Однако, прежде чем явиться, нужно было его найти, а сделать это было не просто. На палубе собралось слишком много комсостава, — который из них на вахте? Демин приготовился почесать затылок, но вовремя остановил руку, придумав выход.
— Товарищ вахтенный начальник! — позвал он негромко.
— В чем дело? — спросил сзади неожиданный голос, а обернувшись, прямо перед собой Демин увидел сухое горбоносое лицо с выпуклыми глазами.
— Являюсь на корабль.
Вахтенный начальник взял его документы и, медленно выжимая один из-под другого, точно карты, стал их читать про себя. При этом он двигал высоким кадыком, совсем как пьющий воду верблюд.
— Верблюд! — позвал подошедший Поздеев, и Демин, не удержавшись, фыркнул.

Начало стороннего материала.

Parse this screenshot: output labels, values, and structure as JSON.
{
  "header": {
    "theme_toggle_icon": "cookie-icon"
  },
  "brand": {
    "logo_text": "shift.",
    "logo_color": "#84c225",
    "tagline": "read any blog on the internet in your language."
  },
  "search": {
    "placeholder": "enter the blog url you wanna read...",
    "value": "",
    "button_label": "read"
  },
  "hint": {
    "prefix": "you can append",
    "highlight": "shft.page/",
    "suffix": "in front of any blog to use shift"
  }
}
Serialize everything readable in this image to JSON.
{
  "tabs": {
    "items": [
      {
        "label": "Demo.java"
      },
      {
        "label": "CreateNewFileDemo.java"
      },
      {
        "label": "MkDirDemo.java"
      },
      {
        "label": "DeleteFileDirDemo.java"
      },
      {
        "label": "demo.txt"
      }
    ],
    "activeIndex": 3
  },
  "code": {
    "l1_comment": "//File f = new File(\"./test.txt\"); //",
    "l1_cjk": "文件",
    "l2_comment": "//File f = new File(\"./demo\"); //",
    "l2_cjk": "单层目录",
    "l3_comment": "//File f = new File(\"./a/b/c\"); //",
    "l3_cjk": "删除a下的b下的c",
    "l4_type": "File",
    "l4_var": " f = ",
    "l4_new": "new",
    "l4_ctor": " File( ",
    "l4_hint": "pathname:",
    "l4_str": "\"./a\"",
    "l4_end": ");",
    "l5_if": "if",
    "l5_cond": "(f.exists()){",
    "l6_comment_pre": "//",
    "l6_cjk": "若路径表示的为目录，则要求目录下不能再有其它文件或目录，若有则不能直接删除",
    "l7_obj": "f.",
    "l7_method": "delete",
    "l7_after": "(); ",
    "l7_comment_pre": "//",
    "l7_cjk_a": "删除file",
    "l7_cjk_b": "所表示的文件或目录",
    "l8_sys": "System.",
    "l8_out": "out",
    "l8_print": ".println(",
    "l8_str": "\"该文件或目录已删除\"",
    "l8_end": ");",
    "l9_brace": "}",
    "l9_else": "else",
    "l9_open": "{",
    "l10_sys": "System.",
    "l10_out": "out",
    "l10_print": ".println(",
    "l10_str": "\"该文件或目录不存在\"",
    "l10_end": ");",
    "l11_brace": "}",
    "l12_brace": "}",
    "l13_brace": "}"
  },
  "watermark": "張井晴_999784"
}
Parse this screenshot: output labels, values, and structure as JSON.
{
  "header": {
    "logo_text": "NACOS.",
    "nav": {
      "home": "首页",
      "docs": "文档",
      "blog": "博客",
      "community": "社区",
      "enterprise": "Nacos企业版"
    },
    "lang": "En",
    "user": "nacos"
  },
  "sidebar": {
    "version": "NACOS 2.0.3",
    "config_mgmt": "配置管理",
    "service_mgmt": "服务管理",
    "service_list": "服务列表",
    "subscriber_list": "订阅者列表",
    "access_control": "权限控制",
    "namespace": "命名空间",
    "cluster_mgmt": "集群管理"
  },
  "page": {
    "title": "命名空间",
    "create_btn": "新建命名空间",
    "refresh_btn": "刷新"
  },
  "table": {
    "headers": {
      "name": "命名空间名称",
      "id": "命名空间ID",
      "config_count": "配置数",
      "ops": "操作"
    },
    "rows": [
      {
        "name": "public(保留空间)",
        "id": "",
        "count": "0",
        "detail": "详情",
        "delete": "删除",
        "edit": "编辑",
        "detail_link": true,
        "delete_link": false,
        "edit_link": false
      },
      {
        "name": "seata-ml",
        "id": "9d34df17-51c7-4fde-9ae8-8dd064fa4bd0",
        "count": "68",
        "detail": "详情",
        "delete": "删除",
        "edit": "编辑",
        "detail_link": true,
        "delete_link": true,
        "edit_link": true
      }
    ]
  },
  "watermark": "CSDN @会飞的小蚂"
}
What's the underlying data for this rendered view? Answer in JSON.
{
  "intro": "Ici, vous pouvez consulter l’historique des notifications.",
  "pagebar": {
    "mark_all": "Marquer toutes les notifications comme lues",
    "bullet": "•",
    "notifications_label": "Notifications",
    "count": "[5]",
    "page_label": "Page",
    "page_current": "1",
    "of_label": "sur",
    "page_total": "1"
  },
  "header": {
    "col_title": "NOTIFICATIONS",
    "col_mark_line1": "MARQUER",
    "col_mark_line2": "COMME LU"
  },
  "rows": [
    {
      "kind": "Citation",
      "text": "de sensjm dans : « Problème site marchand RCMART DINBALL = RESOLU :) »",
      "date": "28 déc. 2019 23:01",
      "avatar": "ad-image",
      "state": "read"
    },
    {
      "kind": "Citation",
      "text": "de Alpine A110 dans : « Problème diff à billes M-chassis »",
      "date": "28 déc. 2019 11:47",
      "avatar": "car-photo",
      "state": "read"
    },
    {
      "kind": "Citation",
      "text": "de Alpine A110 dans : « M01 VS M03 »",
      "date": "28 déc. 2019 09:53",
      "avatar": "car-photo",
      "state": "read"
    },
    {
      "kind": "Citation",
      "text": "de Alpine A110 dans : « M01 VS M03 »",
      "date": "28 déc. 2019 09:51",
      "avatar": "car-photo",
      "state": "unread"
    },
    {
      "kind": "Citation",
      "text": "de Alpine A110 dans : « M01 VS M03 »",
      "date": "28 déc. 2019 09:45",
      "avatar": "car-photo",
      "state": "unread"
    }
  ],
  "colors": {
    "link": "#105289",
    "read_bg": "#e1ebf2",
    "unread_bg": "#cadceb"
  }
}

Поздеев оглядел его с ног до головы, а потом не спеша обернулся к вахтенному начальнику:
— Что нового?
— Вновь прибывший, — ответил тот, кивая в сторону Демина.
— Какая специальность?
— Гальванер, — доложил Демин, но Поздеев его не заметил.
— Гальванер, — со вздохом подтвердил Верблюд.
— И ты не знаешь, куда его приладить?.. Джокерное мучение?
Демин вдруг покраснел, — вспоминать о сестре командира было неприятно. Чего этот паразит суется? Что он за птица такая?
— Я старший артиллерист, — точно ответил ему Поздеев. — Явитесь к командиру третьей роты, каюта номер двадцать три по левому борту.
Сквозь тучу черного дыма снова выбросился бурый столб, и люди на палубе насторожились.
Но ударило не сильнее, чем раньше, — это все еще не был тротил. Поэтому командир достал новую папиросу, а комиссар зашагал дальше.
— Есть! — сказал Демин, нечаянно приложив руку к фуражке. Уже спускаясь по трапу, вспомнил об этом и усмехнулся.
Гальванеру старший артиллерист — прямое и наивысшее начальство. Может, неприятное начальство, но неизбежное.
6
Взрыва ждали весь день и всю ночь. Ночью было светло, но над фортом стояло темно-красное зарево, и на палубе было еще страшнее, чем днем.
Потом ждали весь следующий день. Дым становился все тоньше и наконец исчез, но всю вторую ночь командир и комиссар не спали.